Correction: Sports Betting story
AUGUSTA, Maine (AP) — In a story July 3 about legislation in limbo, The Associated Press, relying on information from the governor’s office, erroneously reported that bills not signed by Gov. Janet Mills within three days after the start of the next legislative session will die. The governor’s office now says that any bills that Mills does not veto within three days of the start of the next session will become law without her signature.
A corrected version of the story is below:
Sports betting, opioid fee bills in limbo in Maine
Maine Gov. Janet Mills has declined to act on legislation to allow sports betting and nearly 40 other bills passed by lawmakers in the final days of the legislative session
By MARINA VILLENEUVE
AUGUSTA, Maine (AP) — Maine Gov.
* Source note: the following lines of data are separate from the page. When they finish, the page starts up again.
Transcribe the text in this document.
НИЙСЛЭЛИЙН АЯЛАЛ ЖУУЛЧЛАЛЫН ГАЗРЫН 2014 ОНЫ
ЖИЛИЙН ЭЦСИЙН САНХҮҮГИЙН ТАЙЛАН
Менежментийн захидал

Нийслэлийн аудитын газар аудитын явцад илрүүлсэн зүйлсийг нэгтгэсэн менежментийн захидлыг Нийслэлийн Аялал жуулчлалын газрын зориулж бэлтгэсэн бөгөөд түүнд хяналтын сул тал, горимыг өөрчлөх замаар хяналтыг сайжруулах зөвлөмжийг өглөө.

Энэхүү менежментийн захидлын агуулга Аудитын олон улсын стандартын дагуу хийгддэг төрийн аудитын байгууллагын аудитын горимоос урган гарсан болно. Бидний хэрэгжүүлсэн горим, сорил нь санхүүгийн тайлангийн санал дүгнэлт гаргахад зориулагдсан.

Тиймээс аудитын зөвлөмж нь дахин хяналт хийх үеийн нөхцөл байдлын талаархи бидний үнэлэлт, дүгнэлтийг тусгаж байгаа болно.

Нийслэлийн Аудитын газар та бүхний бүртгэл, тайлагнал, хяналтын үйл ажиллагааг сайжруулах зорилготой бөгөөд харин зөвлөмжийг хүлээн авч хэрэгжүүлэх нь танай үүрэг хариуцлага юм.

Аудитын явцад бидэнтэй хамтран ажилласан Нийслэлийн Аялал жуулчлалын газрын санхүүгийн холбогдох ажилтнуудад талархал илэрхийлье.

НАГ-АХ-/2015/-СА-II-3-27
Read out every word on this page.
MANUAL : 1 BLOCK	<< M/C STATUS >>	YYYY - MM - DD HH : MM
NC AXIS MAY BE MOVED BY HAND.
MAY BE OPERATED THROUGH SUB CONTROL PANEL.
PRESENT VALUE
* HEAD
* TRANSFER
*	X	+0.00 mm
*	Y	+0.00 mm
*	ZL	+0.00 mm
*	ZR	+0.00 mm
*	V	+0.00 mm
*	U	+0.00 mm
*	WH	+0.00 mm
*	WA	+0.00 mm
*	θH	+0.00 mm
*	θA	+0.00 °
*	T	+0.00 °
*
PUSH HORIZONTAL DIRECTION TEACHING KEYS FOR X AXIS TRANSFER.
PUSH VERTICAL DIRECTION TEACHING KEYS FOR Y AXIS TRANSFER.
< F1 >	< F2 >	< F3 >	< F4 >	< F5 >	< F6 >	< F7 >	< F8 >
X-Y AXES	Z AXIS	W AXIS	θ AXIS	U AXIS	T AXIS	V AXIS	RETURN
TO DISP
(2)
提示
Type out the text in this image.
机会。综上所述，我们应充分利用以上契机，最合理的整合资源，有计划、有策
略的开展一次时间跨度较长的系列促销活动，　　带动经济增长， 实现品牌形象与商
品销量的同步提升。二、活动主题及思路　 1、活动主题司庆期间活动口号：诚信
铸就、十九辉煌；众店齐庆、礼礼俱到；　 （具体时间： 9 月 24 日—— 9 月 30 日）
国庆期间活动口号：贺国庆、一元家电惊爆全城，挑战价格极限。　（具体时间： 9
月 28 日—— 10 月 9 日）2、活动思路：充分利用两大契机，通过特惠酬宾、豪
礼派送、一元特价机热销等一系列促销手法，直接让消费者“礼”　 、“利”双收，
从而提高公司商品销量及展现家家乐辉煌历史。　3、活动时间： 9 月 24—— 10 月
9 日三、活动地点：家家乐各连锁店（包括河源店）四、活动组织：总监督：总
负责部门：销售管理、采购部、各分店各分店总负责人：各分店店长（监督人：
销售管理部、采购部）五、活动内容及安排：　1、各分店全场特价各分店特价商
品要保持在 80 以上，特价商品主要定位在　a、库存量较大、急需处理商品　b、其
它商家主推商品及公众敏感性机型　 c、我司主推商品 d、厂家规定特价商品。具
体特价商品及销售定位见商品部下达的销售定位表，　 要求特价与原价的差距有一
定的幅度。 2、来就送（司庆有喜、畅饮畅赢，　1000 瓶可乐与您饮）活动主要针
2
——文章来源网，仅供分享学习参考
Janet Mills declined to act on legislation to allow sports betting and nearly 40 other bills passed by lawmakers in the final days of the legislative session.
Her office said Wednesday that the governor would have three days to veto the bills once lawmakers return to Augusta. If she doesn’t act by that deadline, the bills, which range from help for property crime victims to the automatic sealing of certain juvenile records, will become law without her signature.
Such bills could likely come up in January, when the Legislature is scheduled to return.
“The Legislature has passed a significant number of bills this session, and I take seriously my constitutional obligation to thoroughly review all of them, evaluate their implications and decide whether they are in the best interest of Maine people,” Mills said in a statement. “I will continue to review these bills and gather more information, and I look forward to acting on them at the beginning of the next legislative session.”
Democratic Sen. Louis Luchini said he’s happy to work with Mills’ administration on the sports betting bill. Maine’s legislation would have allowed casinos, commercial tracks, off-track betting facilities and federally recognized Indian tribes to apply for sports betting licenses.
“Just generally, any time you expand gambling in the state, you want to tread carefully,” Luchini said.
“I think we’ll just use the time between now and then to see if there’s anything we can do to make the bill better,” he added.
Maine estimated it would see up to $4 million in revenues over two years from the legislation, which would also send 1% to the gambling addiction and prevention fund.
Other bills held by the governor range from efforts to improve the dental health of Maine children, to providing college grants to homeless students.
Mills has also held up Democratic Senate President Troy Jackson’s bill to raise fees on opioid manufacturers to fund substance use treatment.
Other bills include a total ban on child marriage under 16 and an income tax credit for producing renewable chemicals by converting renewable biomass.
Mills has signed 606 bills this year, her office said. She let 45 bills become law without her signature, and successfully vetoed eight bills.
The Democratic governor signed nearly 20 bills Tuesday, ranging from expanding the income tax credit to easing regulations on breweries to an evaluation of a proposal for a consumer-owned electric utility. She also signed a bill to subject electronic smoking devices to the state’s tobacco tax and raise the tax on tobacco products other than cigarettes from 20% to 43% of the wholesale price beginning Jan. 2.
Sponsor Democratic Rep. Joyce McCreight called the passage a “great” win for public health.
The bill is expected to raise over $16 million in state revenues through mid-2021.